In spite of the efforts of CommerceNet, Commerce One, Ariba, Microsoft and others, XML will never be used to create a universal business language. Accept the fact that everyone will take the approach that makes the most sense for them and use the tools that XML provides to cancel out the differences.

This isn't to say that efforts at standardization are fruitless. There is a common good to having agreement on a core set of tags whenever possible. Industry groups in dozens of vertical sectors are working to come to agreement on industry vocabularies. To the extent they are successful, exchanging data and information will become far simpler than it has ever been. Efforts underway to map EDI messages to XML take advantage of pre-existing work in this direction. In the long run, we will likely see agreement on a common set of tags in applications where data must be frequently exchanged across enterprise boundaries, and less agreement where data is less frequently exchanged. But at least we will have a mechanism for easily handling those differences so that we can invest our time and resources in solving more difficult challenges -- like how to get duct tape off a wall.

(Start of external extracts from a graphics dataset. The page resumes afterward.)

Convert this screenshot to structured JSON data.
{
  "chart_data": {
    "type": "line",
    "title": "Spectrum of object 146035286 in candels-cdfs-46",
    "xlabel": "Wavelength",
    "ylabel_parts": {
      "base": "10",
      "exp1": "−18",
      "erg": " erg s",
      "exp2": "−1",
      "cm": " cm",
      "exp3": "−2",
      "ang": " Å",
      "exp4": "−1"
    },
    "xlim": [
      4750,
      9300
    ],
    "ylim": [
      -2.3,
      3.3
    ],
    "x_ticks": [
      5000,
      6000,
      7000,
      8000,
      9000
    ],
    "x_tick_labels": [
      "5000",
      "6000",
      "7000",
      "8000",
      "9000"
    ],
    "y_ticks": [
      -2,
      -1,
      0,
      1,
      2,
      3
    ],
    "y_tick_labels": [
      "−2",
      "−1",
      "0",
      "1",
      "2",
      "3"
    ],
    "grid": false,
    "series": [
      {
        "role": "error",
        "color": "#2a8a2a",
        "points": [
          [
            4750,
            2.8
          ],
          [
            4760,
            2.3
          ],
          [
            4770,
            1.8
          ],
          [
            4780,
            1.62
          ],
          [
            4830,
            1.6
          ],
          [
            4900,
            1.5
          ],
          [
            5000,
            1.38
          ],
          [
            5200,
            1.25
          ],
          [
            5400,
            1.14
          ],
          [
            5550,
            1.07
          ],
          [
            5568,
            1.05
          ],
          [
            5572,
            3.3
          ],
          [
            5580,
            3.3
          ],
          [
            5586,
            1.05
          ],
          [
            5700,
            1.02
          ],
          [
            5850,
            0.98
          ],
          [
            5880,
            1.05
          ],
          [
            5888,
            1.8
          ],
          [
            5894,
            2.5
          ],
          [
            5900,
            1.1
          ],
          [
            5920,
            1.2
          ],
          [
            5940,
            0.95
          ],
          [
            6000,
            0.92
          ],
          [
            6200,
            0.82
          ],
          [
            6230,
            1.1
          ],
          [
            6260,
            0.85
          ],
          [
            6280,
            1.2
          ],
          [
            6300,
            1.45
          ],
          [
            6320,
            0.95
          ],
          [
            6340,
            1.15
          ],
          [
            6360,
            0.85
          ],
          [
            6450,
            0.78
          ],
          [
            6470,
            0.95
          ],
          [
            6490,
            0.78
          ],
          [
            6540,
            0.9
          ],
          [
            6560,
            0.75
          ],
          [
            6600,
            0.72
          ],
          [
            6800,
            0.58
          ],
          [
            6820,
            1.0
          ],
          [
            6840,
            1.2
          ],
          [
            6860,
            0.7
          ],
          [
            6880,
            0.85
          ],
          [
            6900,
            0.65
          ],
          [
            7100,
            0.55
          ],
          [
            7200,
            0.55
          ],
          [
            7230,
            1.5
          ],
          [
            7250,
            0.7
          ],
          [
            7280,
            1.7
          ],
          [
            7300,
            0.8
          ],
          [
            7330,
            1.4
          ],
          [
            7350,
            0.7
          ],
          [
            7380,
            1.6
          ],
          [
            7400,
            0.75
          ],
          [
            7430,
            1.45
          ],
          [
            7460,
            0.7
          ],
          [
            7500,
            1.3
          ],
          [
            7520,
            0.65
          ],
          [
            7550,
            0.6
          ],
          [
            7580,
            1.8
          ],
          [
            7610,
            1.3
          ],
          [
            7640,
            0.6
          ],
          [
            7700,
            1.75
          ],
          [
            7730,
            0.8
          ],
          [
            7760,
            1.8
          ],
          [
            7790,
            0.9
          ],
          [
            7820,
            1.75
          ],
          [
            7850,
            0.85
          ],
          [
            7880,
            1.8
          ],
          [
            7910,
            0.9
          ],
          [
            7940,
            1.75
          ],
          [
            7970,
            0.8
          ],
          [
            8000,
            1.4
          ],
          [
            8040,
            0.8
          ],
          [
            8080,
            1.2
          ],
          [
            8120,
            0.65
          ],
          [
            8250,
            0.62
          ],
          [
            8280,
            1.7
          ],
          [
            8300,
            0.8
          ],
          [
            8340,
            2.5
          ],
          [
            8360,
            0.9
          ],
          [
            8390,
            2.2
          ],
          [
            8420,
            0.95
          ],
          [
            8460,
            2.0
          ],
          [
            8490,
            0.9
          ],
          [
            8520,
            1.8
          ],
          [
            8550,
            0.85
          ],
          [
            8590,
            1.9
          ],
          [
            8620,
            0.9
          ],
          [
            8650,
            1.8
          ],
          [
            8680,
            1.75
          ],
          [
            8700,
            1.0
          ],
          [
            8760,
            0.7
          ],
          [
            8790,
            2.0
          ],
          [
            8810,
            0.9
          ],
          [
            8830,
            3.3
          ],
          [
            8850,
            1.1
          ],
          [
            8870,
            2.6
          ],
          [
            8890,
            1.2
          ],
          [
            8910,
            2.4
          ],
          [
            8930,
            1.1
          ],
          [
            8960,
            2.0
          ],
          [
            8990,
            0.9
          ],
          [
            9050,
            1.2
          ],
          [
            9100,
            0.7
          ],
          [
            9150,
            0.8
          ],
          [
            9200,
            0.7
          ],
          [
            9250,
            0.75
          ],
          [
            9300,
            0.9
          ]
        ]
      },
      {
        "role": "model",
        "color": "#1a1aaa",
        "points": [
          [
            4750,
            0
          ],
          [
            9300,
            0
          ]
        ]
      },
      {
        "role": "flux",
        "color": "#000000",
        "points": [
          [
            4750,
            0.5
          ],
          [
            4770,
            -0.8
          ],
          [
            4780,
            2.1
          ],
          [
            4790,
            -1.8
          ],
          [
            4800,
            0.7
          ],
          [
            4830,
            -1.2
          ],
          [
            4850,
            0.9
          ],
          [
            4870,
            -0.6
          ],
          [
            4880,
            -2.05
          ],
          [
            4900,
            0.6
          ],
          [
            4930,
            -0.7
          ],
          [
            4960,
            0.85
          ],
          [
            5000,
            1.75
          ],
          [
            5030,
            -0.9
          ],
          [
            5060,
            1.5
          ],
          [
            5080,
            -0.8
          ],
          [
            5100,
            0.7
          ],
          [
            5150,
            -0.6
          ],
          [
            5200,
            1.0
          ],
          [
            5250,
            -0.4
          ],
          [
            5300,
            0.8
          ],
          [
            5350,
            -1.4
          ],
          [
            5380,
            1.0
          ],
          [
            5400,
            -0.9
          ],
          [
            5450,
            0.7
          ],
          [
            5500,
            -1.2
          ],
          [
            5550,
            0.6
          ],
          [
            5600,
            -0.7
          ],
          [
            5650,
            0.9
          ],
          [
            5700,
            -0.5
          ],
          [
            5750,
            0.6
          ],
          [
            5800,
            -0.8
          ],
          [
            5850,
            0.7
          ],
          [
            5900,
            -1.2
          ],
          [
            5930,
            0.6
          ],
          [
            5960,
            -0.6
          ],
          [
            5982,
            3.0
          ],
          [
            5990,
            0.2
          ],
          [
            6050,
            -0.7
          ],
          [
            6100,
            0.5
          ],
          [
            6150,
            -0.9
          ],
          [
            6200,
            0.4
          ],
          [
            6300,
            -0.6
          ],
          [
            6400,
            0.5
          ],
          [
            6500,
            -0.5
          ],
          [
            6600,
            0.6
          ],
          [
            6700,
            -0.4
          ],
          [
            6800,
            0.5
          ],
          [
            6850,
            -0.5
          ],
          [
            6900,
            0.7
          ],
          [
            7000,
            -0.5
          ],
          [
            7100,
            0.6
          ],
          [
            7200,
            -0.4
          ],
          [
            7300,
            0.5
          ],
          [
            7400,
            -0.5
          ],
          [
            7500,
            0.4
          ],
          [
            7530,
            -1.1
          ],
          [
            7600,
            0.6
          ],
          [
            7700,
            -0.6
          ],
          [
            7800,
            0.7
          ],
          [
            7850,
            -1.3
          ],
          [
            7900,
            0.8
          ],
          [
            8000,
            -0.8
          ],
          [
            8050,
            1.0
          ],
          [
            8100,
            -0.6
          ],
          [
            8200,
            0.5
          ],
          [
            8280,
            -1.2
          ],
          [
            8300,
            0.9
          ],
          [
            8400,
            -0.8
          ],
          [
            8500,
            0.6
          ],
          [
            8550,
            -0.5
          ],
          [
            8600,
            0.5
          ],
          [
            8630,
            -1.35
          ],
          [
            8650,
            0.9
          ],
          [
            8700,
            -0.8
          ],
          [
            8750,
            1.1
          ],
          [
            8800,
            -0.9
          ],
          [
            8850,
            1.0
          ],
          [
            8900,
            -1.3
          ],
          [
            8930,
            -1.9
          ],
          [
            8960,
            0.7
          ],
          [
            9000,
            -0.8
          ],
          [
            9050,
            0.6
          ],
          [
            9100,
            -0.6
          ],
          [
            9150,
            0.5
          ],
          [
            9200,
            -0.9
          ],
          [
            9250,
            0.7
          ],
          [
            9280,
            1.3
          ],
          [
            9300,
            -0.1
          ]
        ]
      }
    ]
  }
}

Customers often ask whether they should just wait until all the efforts at defining vocabularies have settled down before adopting XML. My recommendation is generally not to wait, but to go ahead and do the work necessary to define your company's data schema. This effort is not unlike past data modeling efforts that were often shelved before they were completed -- but now there is one key difference. Defining an XML schema for business objects that are relevant to your business processes has a direct application. There are XML servers that can load those schemas and serve data that is structured using those schemas. There are also tools for building applications and exchanging data. Previously, the developed data model sat in binders on the shelf. Today, my XML schema is something I can use immediately.

As things evolve, industry vocabularies develop or as my business partners introduce vocabularies that differ from my own, I won't have a problem. Using XSL, I can easily map the work I have done to the work others have done. In fact, I can often simply replace my vocabulary with another. XML's simplicity approaches elegance in the sense that it is a simple solution to a complex problem.

The beauty of XML is that it is almost completely invisible. Tools will hide the XML syntax from the application developer, the database programmer, the Web designer and the end user. Unlike HTML, being able to write XML syntax by hand will not be the sign of a "real" Webmaster. Understanding how to apply XML and how to structure data hierarchically to best take advantage of XML will now be the sign of a clever application developer.